There are different types of positive emotions: You can be happy, enthusiastic, content, confident, interested, alert or blissful, among a number of other adjectives you might use when you feel more like smiling than frowning. All of these good feelings can be lumped together under the term positive affect, meaning the extent to which you experience yay-worthy emotions.
In general, positive affect has been linked to good sleep, but that doesn't mean that all positive emotions influence rest in the same way, or to the same degree. In a new study, researchers at the University of California, Irvine and Carnegie Mellon fleshed out the feel-good, sleep-well link. They found that "high-arousing" forms of positive affect, such as pep, vigor and enthusiasm, help with sleep more than low-arousing forms, such as calmness.
Affect, in general, is the experience of having an emotion. Someone who scores high on positive affect enjoys good feelings frequently and intensely. Sometimes, researchers distinguish between state positive affect, a measure of how good you feel right now, and trait positive affect, a measure of your longer-term, overall proclivity towards positive emotions. So, an ordinarily peppy person who's having a crap sandwich of a day would score low on state positive affect, but high for trait.
Research on affect, both positive and negative, tends to be heavy on psych jargon. And, while some studies have simple, soundbite-friendly takeaways — "Messiness is a sign of intelligence" or "Cursing is good for you" — this is not one of those studies. Here are the main questions researchers set out to answer:
- Is being in a good mood always beneficial to sleep, or does it do more for rest in certain contexts? Researchers hypothesized that positive affect has the biggest impact on sleep during periods of high stress, when positive emotions act as a buffer against the rest-ruining effects of stress.
- Do low-arousing and high-arousing types of positive affect influence sleep differently? It might seem like calm people have the advantage here since arousal typically isn't conducive to falling asleep. You're too stimulated to simmer down. But, stress also may be a more manageable monster if you have the high-energy disposition to handle it.
The study actually involved two separate studies. In both cases, participants were college students who assessed their moods (affect) and sleep habits. For the first study, 99 participants reported on two nights of sleep during the middle of the semester. The second study required (different) students to keep sleep diaries during final exams — presumably, a high-stress time on college campuses. Together, the two studies let researchers see how positive emotions affected students' sleep at varying stress levels.

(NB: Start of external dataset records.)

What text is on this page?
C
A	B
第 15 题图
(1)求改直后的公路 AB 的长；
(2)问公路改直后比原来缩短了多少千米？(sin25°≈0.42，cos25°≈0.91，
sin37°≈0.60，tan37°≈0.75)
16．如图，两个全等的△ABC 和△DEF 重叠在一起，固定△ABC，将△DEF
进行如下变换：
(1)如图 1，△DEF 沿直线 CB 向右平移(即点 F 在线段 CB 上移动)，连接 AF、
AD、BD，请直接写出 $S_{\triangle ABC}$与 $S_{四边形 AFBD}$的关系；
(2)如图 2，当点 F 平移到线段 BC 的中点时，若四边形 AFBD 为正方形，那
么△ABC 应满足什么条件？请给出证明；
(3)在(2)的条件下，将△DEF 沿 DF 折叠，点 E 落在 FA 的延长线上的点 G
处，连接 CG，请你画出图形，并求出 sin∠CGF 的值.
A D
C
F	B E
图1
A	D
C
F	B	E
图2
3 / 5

So, which students got the best sleep during finals? Pep-filled ones.
Positive affect was linked to better sleep in both studies. But once researchers analyzed different types of positive affect separately, they saw that high-arousing feelings had a different relationship with sleep than calmness, or even happiness, which falls into the "mid-arousing" category, apparently. If this seems too abstract, think of the uber-chipper Chris Traeger on "Parks and Recreation" (Rob Lowe's character). That's the sort of person who could sleep like a log during finals, lit-rally.
Fleeting bouts of pep, however, did not appear to help students sleep during final exams. "The transient arousal paired with feelings of enthusiasm, vigor and so forth may not aid sleep in a given day," researchers wrote.

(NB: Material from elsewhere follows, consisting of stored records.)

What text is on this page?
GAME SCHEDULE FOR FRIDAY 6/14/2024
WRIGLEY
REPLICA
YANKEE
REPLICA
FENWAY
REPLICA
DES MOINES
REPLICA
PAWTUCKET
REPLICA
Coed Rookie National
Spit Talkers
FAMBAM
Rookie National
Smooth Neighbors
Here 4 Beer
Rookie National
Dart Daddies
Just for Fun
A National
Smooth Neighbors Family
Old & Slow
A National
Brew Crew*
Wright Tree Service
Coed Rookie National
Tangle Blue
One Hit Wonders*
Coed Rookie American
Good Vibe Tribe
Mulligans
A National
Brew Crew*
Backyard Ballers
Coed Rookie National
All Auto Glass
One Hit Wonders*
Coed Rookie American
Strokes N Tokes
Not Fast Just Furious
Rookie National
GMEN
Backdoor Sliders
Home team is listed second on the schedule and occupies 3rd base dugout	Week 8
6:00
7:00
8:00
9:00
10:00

Trait calm (being an overall calm person) also did not emerge as helpful for resting under stress. It wasn't clear whether or not state calm (feeling calm today, but not all the time) is useful for sleeping — the two studies didn't jibe in this respect. But, the confusing picture of calmness might have something to do with cultural ideals: Eastern cultures put calmness on a pedestal, but Americans are more likely to covet energy or enthusiasm. So, participants may not have evaluated calmness as researchers intended.
It's worth mentioning that researchers measured good sleep primarily in terms of sleep efficiency, which is the percentage of time in bed actually spent sleeping. They also considered sleep quality, which is a subjective assessment of restfulness upon waking up, and sleep duration, which is self-explanatory.
It's a complicated study that leaves plenty of questions unanswered, such as whether or not positive affect has the same impact on sleep for night owls and morning birds.
And if you're still looking for a tidy takeaway, how about: Mad chill people don't always come out ahead.